Como en plateas y palcos había gentes de edad provecta, vaya a saberse si no quedaba al menos alguno que en la mocedad hubiera luchado contra la dictadura -de origen constitucional, es cierto- que en 1954 llenó la cárcel de Devoto con militantes de la Federación Universitaria de Buenos Aires, la FUBA. Hubo entonces largos meses de prisión para estudiantes comunistas, socialcristianos, socialistas y liberales, que antes de entrar en Devoto se habían aunado, justamente, entonando la Marcha Peronista, en el acto de abril de ese año, en el Parque Rivadavia, en la proclamación de la candidatura por el radicalismo de Crisólogo Larralde a vicepresidente de la Nación. Había muerto dos años antes el vicepresidente electo el 11 de noviembre de 1951, Hortensio Quijano.
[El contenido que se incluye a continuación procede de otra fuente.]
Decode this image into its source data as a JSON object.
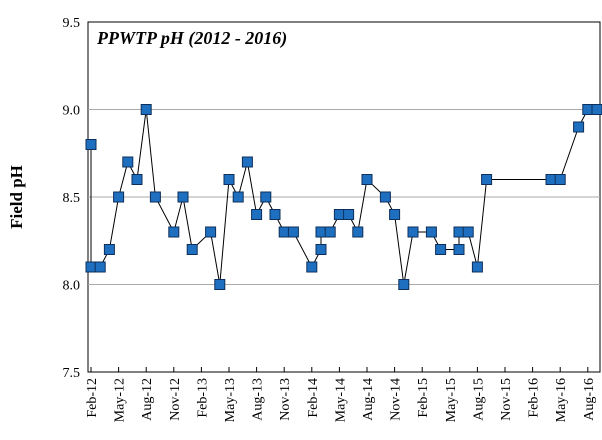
{
  "chart_data": {
    "type": "line",
    "title": "PPWTP pH (2012 - 2016)",
    "y_label": "Field pH",
    "x": [
      "2012-02",
      "2012-02",
      "2012-03",
      "2012-04",
      "2012-05",
      "2012-06",
      "2012-07",
      "2012-08",
      "2012-09",
      "2012-11",
      "2012-12",
      "2013-01",
      "2013-03",
      "2013-04",
      "2013-05",
      "2013-06",
      "2013-07",
      "2013-08",
      "2013-09",
      "2013-10",
      "2013-11",
      "2013-12",
      "2014-02",
      "2014-03",
      "2014-03",
      "2014-04",
      "2014-05",
      "2014-06",
      "2014-07",
      "2014-08",
      "2014-10",
      "2014-11",
      "2014-12",
      "2015-01",
      "2015-03",
      "2015-04",
      "2015-06",
      "2015-06",
      "2015-07",
      "2015-08",
      "2015-09",
      "2016-04",
      "2016-05",
      "2016-07",
      "2016-08",
      "2016-09"
    ],
    "series": [
      {
        "color": "#1f6fc0",
        "values": [
          8.8,
          8.1,
          8.1,
          8.2,
          8.5,
          8.7,
          8.6,
          9.0,
          8.5,
          8.3,
          8.5,
          8.2,
          8.3,
          8.0,
          8.6,
          8.5,
          8.7,
          8.4,
          8.5,
          8.4,
          8.3,
          8.3,
          8.1,
          8.2,
          8.3,
          8.3,
          8.4,
          8.4,
          8.3,
          8.6,
          8.5,
          8.4,
          8.0,
          8.3,
          8.3,
          8.2,
          8.2,
          8.3,
          8.3,
          8.1,
          8.6,
          8.6,
          8.6,
          8.9,
          9.0,
          9.0
        ]
      }
    ],
    "xlim": [
      "2012-02",
      "2016-09"
    ],
    "xticks": [
      {
        "value": "2012-02",
        "label": "Feb-12"
      },
      {
        "value": "2012-05",
        "label": "May-12"
      },
      {
        "value": "2012-08",
        "label": "Aug-12"
      },
      {
        "value": "2012-11",
        "label": "Nov-12"
      },
      {
        "value": "2013-02",
        "label": "Feb-13"
      },
      {
        "value": "2013-05",
        "label": "May-13"
      },
      {
        "value": "2013-08",
        "label": "Aug-13"
      },
      {
        "value": "2013-11",
        "label": "Nov-13"
      },
      {
        "value": "2014-02",
        "label": "Feb-14"
      },
      {
        "value": "2014-05",
        "label": "May-14"
      },
      {
        "value": "2014-08",
        "label": "Aug-14"
      },
      {
        "value": "2014-11",
        "label": "Nov-14"
      },
      {
        "value": "2015-02",
        "label": "Feb-15"
      },
      {
        "value": "2015-05",
        "label": "May-15"
      },
      {
        "value": "2015-08",
        "label": "Aug-15"
      },
      {
        "value": "2015-11",
        "label": "Nov-15"
      },
      {
        "value": "2016-02",
        "label": "Feb-16"
      },
      {
        "value": "2016-05",
        "label": "May-16"
      },
      {
        "value": "2016-08",
        "label": "Aug-16"
      }
    ],
    "ylim": [
      7.5,
      9.5
    ],
    "yticks": [
      7.5,
      {
        "value": 8,
        "label": "8.0"
      },
      8.5,
      {
        "value": 9,
        "label": "9.0"
      },
      9.5
    ],
    "grid": true
  }
}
Los muchachos de la FUBA cantaron a capella la marchita, casi al pie del monumento a Bolívar, con la travesura de revertir la letra pegadiza consagrada desde los años cuarenta: “Los muchachos radicales/ todos unidos triunfaremos/ y a Perón lo colgaremos/ en la Plaza San Martín/ viva Balbín, viva Balbín…”.
Vaya a saberse, en medio del desconcierto que abruma a todos a estas horas, lo que aquel ignoto violinista procuró, en el fondo de su ánimo, hacer anteanoche en el Colón. A él, y al resto de quienes se manifestaron en la sala egregia, los rescató al final del pozo el director del teatro, Jorge Telerman, al llamar la atención sobre el respeto ciudadano que nos debemos unos y otros, sobre todo en un ámbito acreedor a la mayor consideración ciudadana.